了源寺のはじまりは、日蓮の弟子である日頂(にっちょう)が開いたと伝えられる「加瀬山妙法寺」にさかのぼります。その後、妙法寺は荒廃しましたが、1615年(元和元年)に工藤重則を壇越(だんおつ。寺を支える施主)とし、日啓を開山として現在の地に再興され、頂竜山了源寺と改められたとされます。

創建の経緯は史料によって伝えが分かれる部分もありますが、加瀬山に古くから続く日蓮宗の寺として受け継がれてきました。

鬼子母神と本堂

了源寺には、子どもを守る神として知られる鬼子母神(きしもじん)がまつられています。この鬼子母神は、1739年(元文4年)に川で拾い上げられたものと伝えられます。現在の本堂などは、1752年(宝暦2年)に再建されたものです。

赤穂義士ゆかりの軽部五兵衛家

了源寺には、忠臣蔵で知られる赤穂義士とゆかりの深い、軽部五兵衛(かるべごへえ)家の墓所があります。軽部五兵衛家は、かつてこのあたりの平間村(現在の川崎市幸区)で栄えた豪農でした。

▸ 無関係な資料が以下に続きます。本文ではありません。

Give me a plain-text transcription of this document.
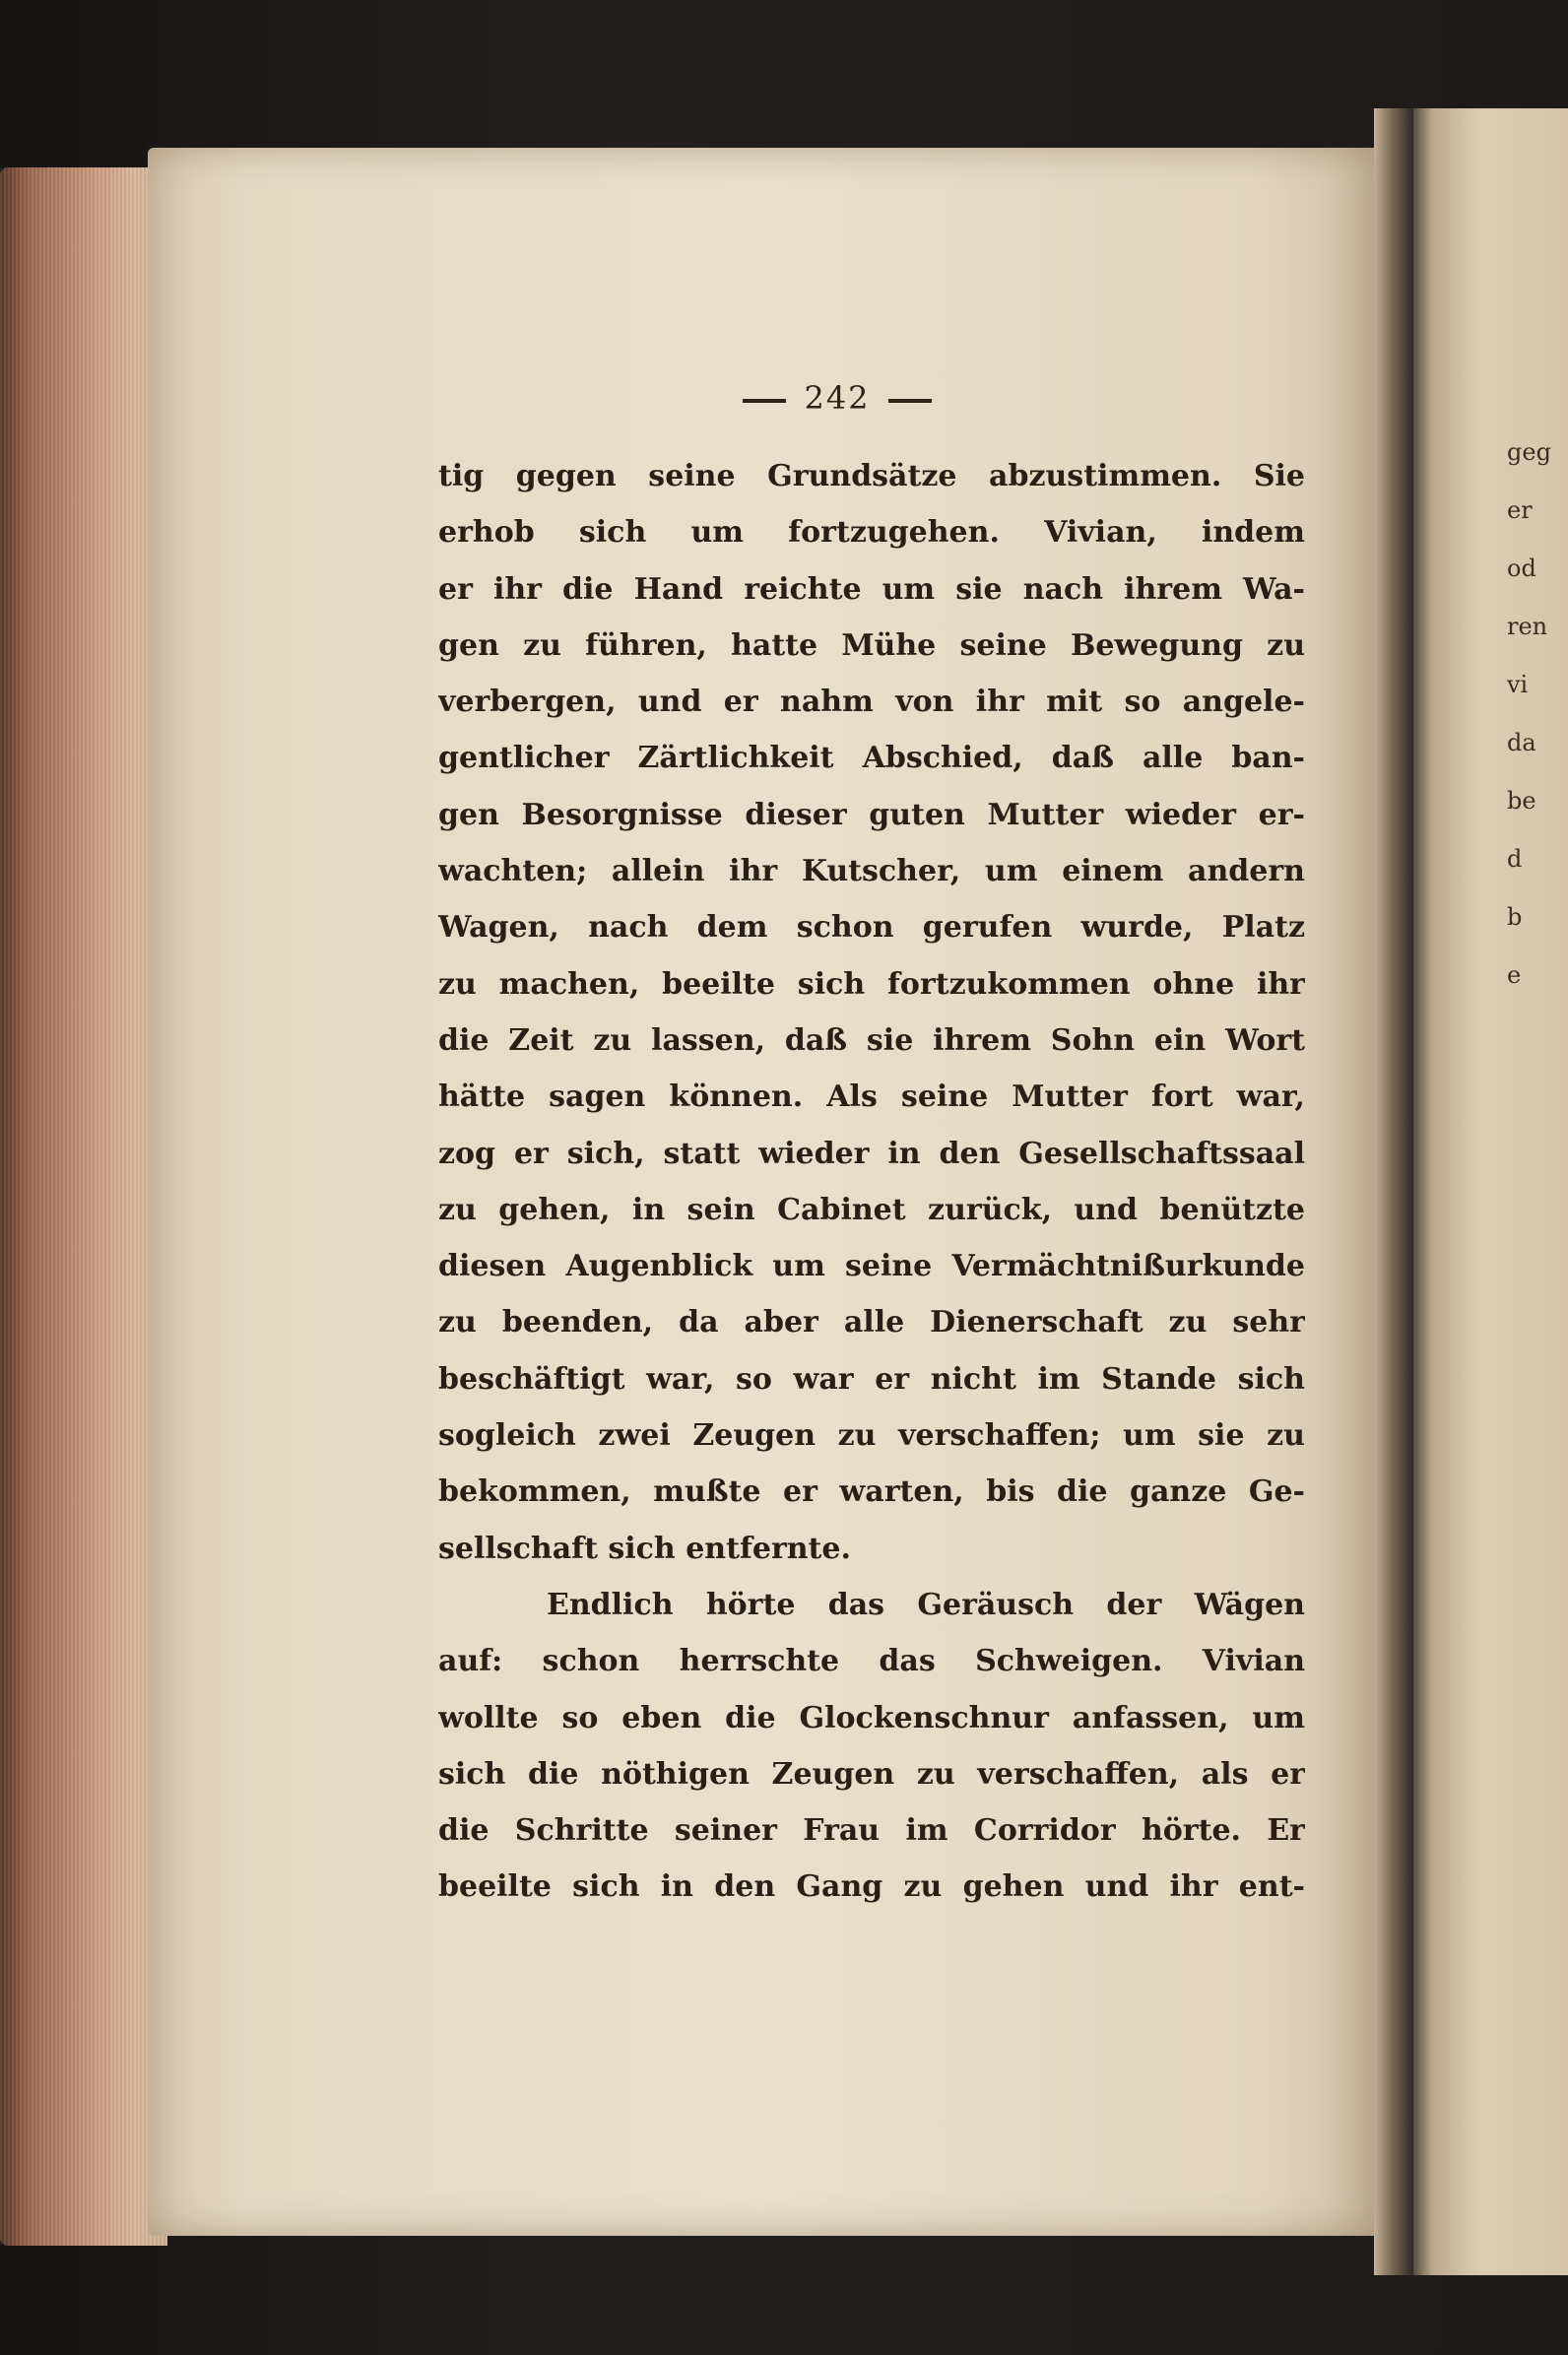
geg
er
od
ren
vi
da
be
d
b
e
242
tig gegen seine Grundsätze abzustimmen. Sie
erhob sich um fortzugehen. Vivian, indem
er ihr die Hand reichte um sie nach ihrem Wa-
gen zu führen, hatte Mühe seine Bewegung zu
verbergen, und er nahm von ihr mit so angele-
gentlicher Zärtlichkeit Abschied, daß alle ban-
gen Besorgnisse dieser guten Mutter wieder er-
wachten; allein ihr Kutscher, um einem andern
Wagen, nach dem schon gerufen wurde, Platz
zu machen, beeilte sich fortzukommen ohne ihr
die Zeit zu lassen, daß sie ihrem Sohn ein Wort
hätte sagen können. Als seine Mutter fort war,
zog er sich, statt wieder in den Gesellschaftssaal
zu gehen, in sein Cabinet zurück, und benützte
diesen Augenblick um seine Vermächtnißurkunde
zu beenden, da aber alle Dienerschaft zu sehr
beschäftigt war, so war er nicht im Stande sich
sogleich zwei Zeugen zu verschaffen; um sie zu
bekommen, mußte er warten, bis die ganze Ge-
sellschaft sich entfernte.
Endlich hörte das Geräusch der Wägen
auf: schon herrschte das Schweigen. Vivian
wollte so eben die Glockenschnur anfassen, um
sich die nöthigen Zeugen zu verschaffen, als er
die Schritte seiner Frau im Corridor hörte. Er
beeilte sich in den Gang zu gehen und ihr ent-
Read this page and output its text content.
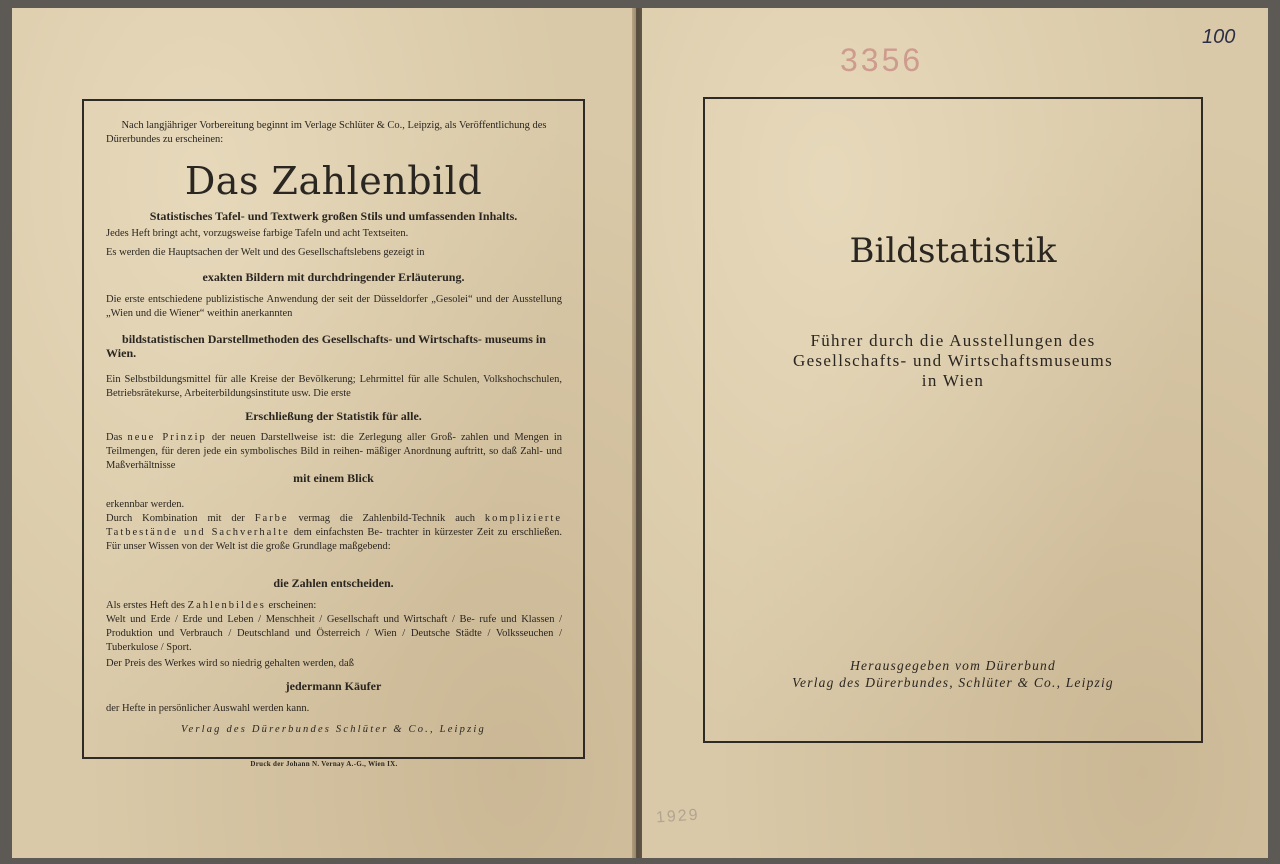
Nach langjähriger Vorbereitung beginnt im Verlage Schlüter & Co., Leipzig, als Veröffentlichung des Dürerbundes zu erscheinen:
Das Zahlenbild
Statistisches Tafel- und Textwerk großen Stils und umfassenden Inhalts.
Jedes Heft bringt acht, vorzugsweise farbige Tafeln und acht Textseiten.
Es werden die Hauptsachen der Welt und des Gesellschaftslebens gezeigt in
exakten Bildern mit durchdringender Erläuterung.
Die erste entschiedene publizistische Anwendung der seit der Düsseldorfer „Gesolei“ und der Ausstellung „Wien und die Wiener“ weithin anerkannten
bildstatistischen Darstellmethoden des Gesellschafts- und Wirtschafts- museums in Wien.
Ein Selbstbildungsmittel für alle Kreise der Bevölkerung; Lehrmittel für alle Schulen, Volkshochschulen, Betriebsrätekurse, Arbeiterbildungsinstitute usw. Die erste
Erschließung der Statistik für alle.
Das neue Prinzip der neuen Darstellweise ist: die Zerlegung aller Groß- zahlen und Mengen in Teilmengen, für deren jede ein symbolisches Bild in reihen- mäßiger Anordnung auftritt, so daß Zahl- und Maßverhältnisse
mit einem Blick
erkennbar werden.
Durch Kombination mit der Farbe vermag die Zahlenbild-Technik auch komplizierte Tatbestände und Sachverhalte dem einfachsten Be- trachter in kürzester Zeit zu erschließen. Für unser Wissen von der Welt ist die große Grundlage maßgebend:
die Zahlen entscheiden.
Als erstes Heft des Zahlenbildes erscheinen:
Welt und Erde / Erde und Leben / Menschheit / Gesellschaft und Wirtschaft / Be- rufe und Klassen / Produktion und Verbrauch / Deutschland und Österreich / Wien / Deutsche Städte / Volksseuchen / Tuberkulose / Sport.
Der Preis des Werkes wird so niedrig gehalten werden, daß
jedermann Käufer
der Hefte in persönlicher Auswahl werden kann.
Verlag des Dürerbundes Schlüter & Co., Leipzig
Druck der Johann N. Vernay A.-G., Wien IX.
3356
100
Bildstatistik
Führer durch die Ausstellungen des
Gesellschafts- und Wirtschaftsmuseums
in Wien
Herausgegeben vom Dürerbund
Verlag des Dürerbundes, Schlüter & Co., Leipzig
1929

赤穂義士の討ち入りをひかえた大石内蔵助が、江戸へ入る前に軽部五兵衛の屋敷に身を寄せたと伝えられます。軽部五兵衛は、討ち入りを陰で支えた協力者として語り継がれてきた人物です。その墓所は山門の前にあり、了源寺が赤穂義士の物語とつながる場所であることを、今に伝えています。

軽部五兵衛家の墓所

境内に残る古墳

了源寺の境内には、加瀬台古墳群の4号墳にあたる「了源寺古墳」があります。5世紀に築かれた円墳で、1910年(明治43年)には獣身鏡2面と鉄斧が出土しました。お寺の敷地が、古墳時代から続く長い歴史の上にあることを物語ります。